The three-day show, held here Jan. 29-31, drew 2,500 attendees and featured 81 exhibitors showing spring and summer merchandise. This edition marked the first time Mode Accessories had collaborated with Fashion Accessories Expo, a New York trade show, in a reciprocal arrangement designed to draw U.S. makers across the border and vice versa. In anticipation of the U.S. influx, show organizers cleared enough floor space for 100 FAE exhibitors, but only five showed up.
Among those from the U.S., most encountered considerable price resistance due to the weak Canadian dollar, as well as general caution among Canadian independent retailers.
“I’ve never been to a show where I haven’t sold anything,” said a frustrated Laura Gronewold, designer for L.C. Collectibles Jewelry Design of Grants Pass, Ore. “Once you go through the exchange rate, it’s horrible.”
Still, New York jewelry designer Michael Bromberg, who was not part of the FAE contingent, said he broke even and ended up writing several orders for upscale boutiques.
His primary goal in attending, Bromberg said, was to find a representative or distributor, and he noted that he had connected with one that looked promising.
As a whole, Canadian exhibitors seemed to fare much better. “We can’t really complain. We’ve done really good business,” said Gretchen Palmer, a salesperson for Renaissance Belt and Accessories Inc., Montreal, echoing a sentiment expressed by many of the Canadian firms.
Renaissance did best with patent, Lucite, pearlized metallic and braided denim belts, as well as skinny belts.
Buyers at the show were focusing on some of spring’s key items, with retro handbags, pearls and delicate earrings among them.

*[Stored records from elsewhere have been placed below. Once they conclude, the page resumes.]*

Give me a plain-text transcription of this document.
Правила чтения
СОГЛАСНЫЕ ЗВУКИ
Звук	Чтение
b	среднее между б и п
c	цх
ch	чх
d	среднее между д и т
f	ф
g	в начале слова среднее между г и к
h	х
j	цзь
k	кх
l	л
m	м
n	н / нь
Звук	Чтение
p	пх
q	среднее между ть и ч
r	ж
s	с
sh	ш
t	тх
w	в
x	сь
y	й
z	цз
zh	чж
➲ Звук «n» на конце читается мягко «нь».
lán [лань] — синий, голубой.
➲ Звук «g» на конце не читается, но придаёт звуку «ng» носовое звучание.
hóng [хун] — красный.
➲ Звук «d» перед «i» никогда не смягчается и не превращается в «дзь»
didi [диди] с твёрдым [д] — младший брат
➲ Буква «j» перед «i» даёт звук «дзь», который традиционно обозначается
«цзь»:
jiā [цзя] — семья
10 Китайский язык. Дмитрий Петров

Handbags and purses, which were hot sellers for many last fall and through the holiday season, were also touted as particularly strong commodities. The key silhouette in bags seemed to be structured shapes, which fit with the ladylike trends that are expected to dominate in spring accessories and as ready-to-wear. Top picks in fabrications of the bags included shiny and metallic leathers as well as hot colors.
“Handbags are coming on strong,” noted Annette Nagler, owner of Creative Wardrobe, a boutique in Winnipeg, Manitoba, that features better women’s merchandise.
Nagler said she was betting that small, structured wallet-on-a-string purses, as well as structured bags in soft metallics and tote bags in see-through mesh, would be hot spring sellers for her.
She was also zooming in on colors such as pastel pink and blue, lime green, fuchsia and orange.
“If stores don’t have colorful things, they’re going to miss out,” she said emphatically. “You need all these new colors to put the sizzle in your store.”
A handful of first-time U.S. buyers in attendance included Diana Kincher-Fein, market fashion coordinator for New York-based Claire’s Boutiques Inc., a 1,200-unit chain with about 45 locations in Canada.
She said the show was much smaller than she had expected and offered no strongly directional merchandise that she could see.